Deaths in the afternoon
An 11-year-old breaking a bullfighting record is no surprise in a world where maestros start young
In the spring of 1999 a matador called Julián López Escobar – El Juli – was gored by a bull called Ostrero in the ring at Seville. The afternoon had been cinematic, almost implausible, in its drama – El Juli, a young and already much-admired torero, takes risk after risk until he is gored, drops to the sand and is helped up by Enrique Ponce Martinez – Spain‘s leading matador and his partner for the afternoon’s corrida.
El Juli, bleeding from his thigh, shrugs off the maestro’s assistance while his support team, the cuadrilla, lure the bull away. At this point El Juli allegedly tells Ponce: “If you want to help me, get them out of here. I have a bull to kill.”

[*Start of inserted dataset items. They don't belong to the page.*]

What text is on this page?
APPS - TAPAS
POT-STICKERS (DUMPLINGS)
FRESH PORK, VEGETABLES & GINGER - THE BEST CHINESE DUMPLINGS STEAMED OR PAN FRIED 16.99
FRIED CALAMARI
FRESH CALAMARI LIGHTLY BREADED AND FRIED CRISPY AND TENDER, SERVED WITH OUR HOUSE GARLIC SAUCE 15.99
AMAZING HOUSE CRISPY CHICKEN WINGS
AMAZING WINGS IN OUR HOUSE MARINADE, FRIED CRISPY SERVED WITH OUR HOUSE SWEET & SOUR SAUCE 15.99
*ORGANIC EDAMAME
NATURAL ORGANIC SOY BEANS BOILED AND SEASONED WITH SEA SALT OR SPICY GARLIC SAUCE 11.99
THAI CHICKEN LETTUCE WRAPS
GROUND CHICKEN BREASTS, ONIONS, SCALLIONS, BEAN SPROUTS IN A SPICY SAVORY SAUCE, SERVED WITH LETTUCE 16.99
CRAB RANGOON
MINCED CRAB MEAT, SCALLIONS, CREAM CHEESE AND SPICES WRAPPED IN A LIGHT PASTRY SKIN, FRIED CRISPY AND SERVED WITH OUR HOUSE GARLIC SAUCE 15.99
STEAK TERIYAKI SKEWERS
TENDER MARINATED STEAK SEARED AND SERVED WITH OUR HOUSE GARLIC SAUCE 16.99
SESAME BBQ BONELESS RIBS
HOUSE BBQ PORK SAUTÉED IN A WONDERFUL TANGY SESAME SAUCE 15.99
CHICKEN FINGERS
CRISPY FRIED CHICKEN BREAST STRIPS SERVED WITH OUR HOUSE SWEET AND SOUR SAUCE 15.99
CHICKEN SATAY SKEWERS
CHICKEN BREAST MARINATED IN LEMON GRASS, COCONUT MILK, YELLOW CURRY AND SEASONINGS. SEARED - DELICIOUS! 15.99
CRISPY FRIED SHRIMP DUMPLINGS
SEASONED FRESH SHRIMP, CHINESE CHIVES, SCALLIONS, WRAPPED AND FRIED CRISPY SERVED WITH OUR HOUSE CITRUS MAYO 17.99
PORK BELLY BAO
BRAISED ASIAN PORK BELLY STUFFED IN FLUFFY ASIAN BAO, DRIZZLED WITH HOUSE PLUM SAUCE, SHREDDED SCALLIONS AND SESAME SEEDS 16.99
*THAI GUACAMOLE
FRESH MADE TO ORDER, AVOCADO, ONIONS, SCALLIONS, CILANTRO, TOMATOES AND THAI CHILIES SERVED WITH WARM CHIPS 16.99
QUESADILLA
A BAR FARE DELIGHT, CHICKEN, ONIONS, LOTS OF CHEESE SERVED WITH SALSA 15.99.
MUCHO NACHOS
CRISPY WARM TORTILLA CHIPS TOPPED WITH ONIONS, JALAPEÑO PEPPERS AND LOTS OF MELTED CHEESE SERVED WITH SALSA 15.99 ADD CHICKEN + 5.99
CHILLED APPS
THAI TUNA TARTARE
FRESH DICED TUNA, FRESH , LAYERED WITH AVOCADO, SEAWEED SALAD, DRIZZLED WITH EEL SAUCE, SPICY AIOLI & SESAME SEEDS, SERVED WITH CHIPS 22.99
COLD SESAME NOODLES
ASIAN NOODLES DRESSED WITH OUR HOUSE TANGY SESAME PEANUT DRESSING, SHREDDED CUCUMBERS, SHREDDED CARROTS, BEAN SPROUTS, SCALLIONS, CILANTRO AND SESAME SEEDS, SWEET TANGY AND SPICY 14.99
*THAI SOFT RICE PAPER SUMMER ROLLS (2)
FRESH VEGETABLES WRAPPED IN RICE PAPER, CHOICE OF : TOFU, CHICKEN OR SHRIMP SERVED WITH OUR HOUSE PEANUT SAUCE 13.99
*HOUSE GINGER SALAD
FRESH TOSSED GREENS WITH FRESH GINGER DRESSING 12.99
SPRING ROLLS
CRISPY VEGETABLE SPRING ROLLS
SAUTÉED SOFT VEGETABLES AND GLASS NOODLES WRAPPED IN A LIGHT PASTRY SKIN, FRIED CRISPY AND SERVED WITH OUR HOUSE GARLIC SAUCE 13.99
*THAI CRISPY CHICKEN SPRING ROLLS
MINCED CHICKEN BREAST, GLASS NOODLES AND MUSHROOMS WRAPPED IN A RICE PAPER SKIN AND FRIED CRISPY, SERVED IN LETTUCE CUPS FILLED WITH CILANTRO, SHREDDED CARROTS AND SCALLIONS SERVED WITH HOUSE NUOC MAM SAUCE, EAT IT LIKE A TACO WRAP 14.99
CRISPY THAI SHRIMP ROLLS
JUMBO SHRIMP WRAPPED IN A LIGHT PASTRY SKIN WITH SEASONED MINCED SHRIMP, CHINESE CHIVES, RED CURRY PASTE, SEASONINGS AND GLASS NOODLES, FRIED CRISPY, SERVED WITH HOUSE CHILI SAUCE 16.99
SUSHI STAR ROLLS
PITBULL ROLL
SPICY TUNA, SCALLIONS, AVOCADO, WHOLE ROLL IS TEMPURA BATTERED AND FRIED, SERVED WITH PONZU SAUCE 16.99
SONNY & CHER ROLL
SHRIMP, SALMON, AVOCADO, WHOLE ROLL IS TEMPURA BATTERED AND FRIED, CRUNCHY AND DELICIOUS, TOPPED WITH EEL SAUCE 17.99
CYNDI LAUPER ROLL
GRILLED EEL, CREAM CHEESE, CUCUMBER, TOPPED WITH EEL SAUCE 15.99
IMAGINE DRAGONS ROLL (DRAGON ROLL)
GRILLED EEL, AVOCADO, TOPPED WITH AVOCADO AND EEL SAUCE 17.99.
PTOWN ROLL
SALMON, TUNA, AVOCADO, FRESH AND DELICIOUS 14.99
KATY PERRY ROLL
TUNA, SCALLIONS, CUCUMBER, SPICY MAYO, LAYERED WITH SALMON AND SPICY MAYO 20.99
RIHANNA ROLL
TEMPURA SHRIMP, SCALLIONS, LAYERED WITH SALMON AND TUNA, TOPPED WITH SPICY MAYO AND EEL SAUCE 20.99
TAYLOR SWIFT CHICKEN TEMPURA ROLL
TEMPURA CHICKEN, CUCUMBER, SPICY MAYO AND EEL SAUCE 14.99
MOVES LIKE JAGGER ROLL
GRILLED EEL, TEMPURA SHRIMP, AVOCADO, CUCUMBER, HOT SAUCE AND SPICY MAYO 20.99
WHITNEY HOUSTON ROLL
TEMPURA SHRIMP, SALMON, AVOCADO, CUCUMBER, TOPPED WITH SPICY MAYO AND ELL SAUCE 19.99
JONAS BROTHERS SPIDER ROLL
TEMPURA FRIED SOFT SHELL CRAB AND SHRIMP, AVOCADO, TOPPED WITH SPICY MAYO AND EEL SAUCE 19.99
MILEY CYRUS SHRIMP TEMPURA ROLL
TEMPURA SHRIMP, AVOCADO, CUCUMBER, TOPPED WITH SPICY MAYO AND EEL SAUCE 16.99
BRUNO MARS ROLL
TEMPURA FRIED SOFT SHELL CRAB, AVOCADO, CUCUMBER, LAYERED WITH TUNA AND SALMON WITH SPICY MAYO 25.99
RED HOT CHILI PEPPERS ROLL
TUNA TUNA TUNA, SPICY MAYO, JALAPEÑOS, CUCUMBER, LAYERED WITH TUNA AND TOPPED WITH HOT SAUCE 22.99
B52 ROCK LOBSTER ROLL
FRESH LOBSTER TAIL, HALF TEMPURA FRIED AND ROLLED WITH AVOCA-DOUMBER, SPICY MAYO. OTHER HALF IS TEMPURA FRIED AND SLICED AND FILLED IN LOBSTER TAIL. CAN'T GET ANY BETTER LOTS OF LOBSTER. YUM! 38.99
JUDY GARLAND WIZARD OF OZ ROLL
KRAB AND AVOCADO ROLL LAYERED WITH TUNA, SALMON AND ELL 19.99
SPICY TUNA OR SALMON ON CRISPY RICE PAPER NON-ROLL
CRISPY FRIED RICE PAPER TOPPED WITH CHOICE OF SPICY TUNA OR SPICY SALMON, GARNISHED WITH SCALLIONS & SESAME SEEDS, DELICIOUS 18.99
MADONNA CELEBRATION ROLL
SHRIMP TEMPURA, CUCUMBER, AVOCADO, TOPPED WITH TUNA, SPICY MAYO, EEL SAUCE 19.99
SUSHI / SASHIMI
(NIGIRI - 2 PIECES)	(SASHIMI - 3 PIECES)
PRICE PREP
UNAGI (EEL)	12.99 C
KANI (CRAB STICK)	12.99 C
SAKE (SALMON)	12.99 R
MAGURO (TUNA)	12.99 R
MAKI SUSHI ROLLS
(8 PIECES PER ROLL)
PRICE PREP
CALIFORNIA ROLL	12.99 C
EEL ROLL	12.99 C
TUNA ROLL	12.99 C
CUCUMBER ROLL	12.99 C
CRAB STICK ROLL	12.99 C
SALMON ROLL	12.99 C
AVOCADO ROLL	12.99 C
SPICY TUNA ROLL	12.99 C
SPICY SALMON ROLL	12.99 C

It was the stuff of legend, a wounded man staring down a wounded animal before the kill is made with a single thrust. Both stood one swaying moment more then fell. The bull was dragged from the ring, the man was carried shoulder-high to the infirmary amid an unheard-of tumult. I was there to see it because I was researching a book on bullfighting, and I lingered with the rest of the crowd outside la Maestranza bull ring, waiting for news of El Juli’s injuries. And in the crowd? Boys. So many boys. Boys lost in the solemn and passionate seriousness that only children and lovers seem able to sustain. One child standing close to me, he was probably seven or eight, sported a thin pigtail – a coleta – the mark of a torero – the mark of a dream.